More Than a Dreamer
Every year, millions of Americans pay tribute to the memory of Dr. Martin Luther King. We often forget, however, that King was the object of derision when he was alive. At key moments in his quest for civil rights and world peace, the corporate media treated King with hostility. Dr. King's march for open housing in Chicago, when the civil rights movement entered the North, caused a negative, you've-gone-too-far reaction in the Northern press. And Dr. King's stand on peace and international law, especially his support for the self-determination of third world peoples, caused an outcry and backlash in the predominantly white press.
In his prophetic anti-war speech at Riverside Church in 1967 (recorded and filmed for posterity but rarely quoted in today's press), King emphasized four points: 1) that American militarism would destroy the war on poverty; 2) that American jingoism breeds violence, despair, and contempt for law within the United States; 3) the use of people of color to fight against people of color abroad is a "cruel manipulation of the poor"; 4) human rights should be measured by one yardstick everywhere.
The Washington Post denounced King's anti-war position, and said King was "irresponsible." In an editorial entitled "Dr. King's error," The New York Times chastised King for going beyond the allotted domain of black leaders – civil rights. TIME called King's anti-war stand "demogogic slander ... a script for Radio Hanoi." The media responses to Dr. King's calls for peace were so venomous that King's two recent biographers – Stephen Oates and David Garrow – devoted whole chapters to the media blitz against King's internationalism.
Dr. King may be an icon within the media today, but there is still something upsetting about the way his birthday is observed. Four words – "I have a dream" – are often parrotted out of context every January 15th.
King, however, was not a dreamer – at least not the teary-eyed, mystic projected in the media. True, he was a visionary, but he specialized in applied ethics. He even called himself "a drum major for justice," and his mission, as he described it, was, "to disturb the comfortable and comfort the disturbed." In fact, the oft-quoted "I have a dream" speech was not about far-off visions. In his speech in Washington, D.C., August 28, 1963, Dr. King confronted the poverty, injustice, and "nightmare conditions" of American cities. In its totality, the "I have a dream" speech was about the right of oppressed and poor Americans to cash their promissary note in our time. It was a call to action.
In 1986, Jesse Jackson wrote an essay on how Americans can protect the legacy of Dr. King. Jackson's essay on the trivialization, distortion and emasculation of King's memory is one of the clearest, most relevant appreciations in print of Dr. King's work. Jackson wrote: "We must resist this the media's weak and anemic memory of a great man. To think of Dr.
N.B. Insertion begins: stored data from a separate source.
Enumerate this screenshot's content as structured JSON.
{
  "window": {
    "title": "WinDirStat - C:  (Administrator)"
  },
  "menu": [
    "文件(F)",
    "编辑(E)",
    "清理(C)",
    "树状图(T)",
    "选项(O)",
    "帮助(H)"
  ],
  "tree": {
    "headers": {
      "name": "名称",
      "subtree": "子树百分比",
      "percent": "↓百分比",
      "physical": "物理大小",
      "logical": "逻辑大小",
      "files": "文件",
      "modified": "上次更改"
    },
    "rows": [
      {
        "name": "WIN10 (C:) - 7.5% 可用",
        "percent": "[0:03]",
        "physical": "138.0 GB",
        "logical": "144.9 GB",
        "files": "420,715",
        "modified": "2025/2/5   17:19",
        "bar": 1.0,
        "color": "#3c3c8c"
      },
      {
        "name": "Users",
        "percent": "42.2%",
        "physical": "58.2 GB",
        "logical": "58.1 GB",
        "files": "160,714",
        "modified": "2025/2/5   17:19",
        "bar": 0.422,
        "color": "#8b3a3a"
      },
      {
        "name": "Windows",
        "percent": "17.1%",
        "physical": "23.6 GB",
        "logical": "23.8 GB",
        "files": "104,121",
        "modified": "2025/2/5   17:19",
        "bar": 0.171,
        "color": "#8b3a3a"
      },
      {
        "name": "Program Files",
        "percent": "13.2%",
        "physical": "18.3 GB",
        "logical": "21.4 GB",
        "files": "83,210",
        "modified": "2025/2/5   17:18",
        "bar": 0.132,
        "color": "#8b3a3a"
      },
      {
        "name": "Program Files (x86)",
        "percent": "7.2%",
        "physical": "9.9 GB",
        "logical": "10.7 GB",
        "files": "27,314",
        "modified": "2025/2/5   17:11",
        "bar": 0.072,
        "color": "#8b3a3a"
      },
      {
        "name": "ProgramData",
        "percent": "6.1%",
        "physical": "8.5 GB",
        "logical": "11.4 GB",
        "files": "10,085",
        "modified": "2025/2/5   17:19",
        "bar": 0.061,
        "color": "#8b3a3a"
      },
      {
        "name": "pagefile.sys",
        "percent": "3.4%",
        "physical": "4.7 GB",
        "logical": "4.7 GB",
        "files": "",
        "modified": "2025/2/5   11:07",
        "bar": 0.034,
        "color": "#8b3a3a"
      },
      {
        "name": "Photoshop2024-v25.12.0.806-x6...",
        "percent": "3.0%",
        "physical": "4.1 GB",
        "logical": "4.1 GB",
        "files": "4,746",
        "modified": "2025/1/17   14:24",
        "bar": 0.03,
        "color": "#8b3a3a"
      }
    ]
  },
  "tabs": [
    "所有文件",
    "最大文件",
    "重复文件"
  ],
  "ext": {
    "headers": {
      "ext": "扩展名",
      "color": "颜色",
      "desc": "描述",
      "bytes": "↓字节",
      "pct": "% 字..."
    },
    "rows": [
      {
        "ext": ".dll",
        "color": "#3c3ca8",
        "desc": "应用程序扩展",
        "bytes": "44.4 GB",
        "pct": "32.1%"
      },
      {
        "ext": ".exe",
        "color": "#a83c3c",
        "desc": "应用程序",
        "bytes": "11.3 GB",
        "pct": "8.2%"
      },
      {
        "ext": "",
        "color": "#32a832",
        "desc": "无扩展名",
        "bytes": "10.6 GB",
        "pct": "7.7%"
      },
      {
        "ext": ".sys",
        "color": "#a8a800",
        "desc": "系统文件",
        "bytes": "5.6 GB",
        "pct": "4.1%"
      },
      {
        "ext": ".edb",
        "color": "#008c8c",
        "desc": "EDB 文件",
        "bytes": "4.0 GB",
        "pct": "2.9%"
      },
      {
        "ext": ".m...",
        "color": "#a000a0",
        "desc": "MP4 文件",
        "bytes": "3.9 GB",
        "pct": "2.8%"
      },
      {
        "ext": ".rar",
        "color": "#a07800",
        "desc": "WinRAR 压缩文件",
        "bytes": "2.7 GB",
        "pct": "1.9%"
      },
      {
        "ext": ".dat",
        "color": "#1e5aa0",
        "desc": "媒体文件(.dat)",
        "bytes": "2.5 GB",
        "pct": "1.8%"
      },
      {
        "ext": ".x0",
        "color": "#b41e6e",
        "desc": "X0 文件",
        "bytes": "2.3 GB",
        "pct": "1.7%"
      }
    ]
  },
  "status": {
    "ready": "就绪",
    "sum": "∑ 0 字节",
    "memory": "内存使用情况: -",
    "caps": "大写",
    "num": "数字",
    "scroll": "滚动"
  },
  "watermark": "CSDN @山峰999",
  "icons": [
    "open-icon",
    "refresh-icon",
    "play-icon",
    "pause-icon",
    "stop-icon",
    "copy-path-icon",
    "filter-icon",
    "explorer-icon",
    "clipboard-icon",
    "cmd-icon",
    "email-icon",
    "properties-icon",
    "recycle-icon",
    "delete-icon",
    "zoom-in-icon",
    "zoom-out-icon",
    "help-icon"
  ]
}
King only as a dreamer is to do injustice to his memory and to the dream itself. Why is it that so many politicians today want to emphasize that King was a dreamer? Is it because they want us to believe that his dreams have become reality, and that therefore, we should celebrate rather than continue to fight? There is a struggle today to preserve the substance and the integrity of Dr. King's legacy."
Today, the media often ignores the range and breadth of King's teachings. His speeches – on economlc justice, on our potential to end poverty, on the power of organized mass action, his criticism of the hostile media, his opposition to U.S. imperialism (a word he dared to use) – are rarely quoted, much less discussed with understanding. In fact, successors to Dr. King who raise the same concerns today are again treated with sneers, and their "ulterior motives" are questioned. A genuine appreciation of Dr. King requires respect for the totality of his work and an ongoing commitment to struggle for peace and justice today.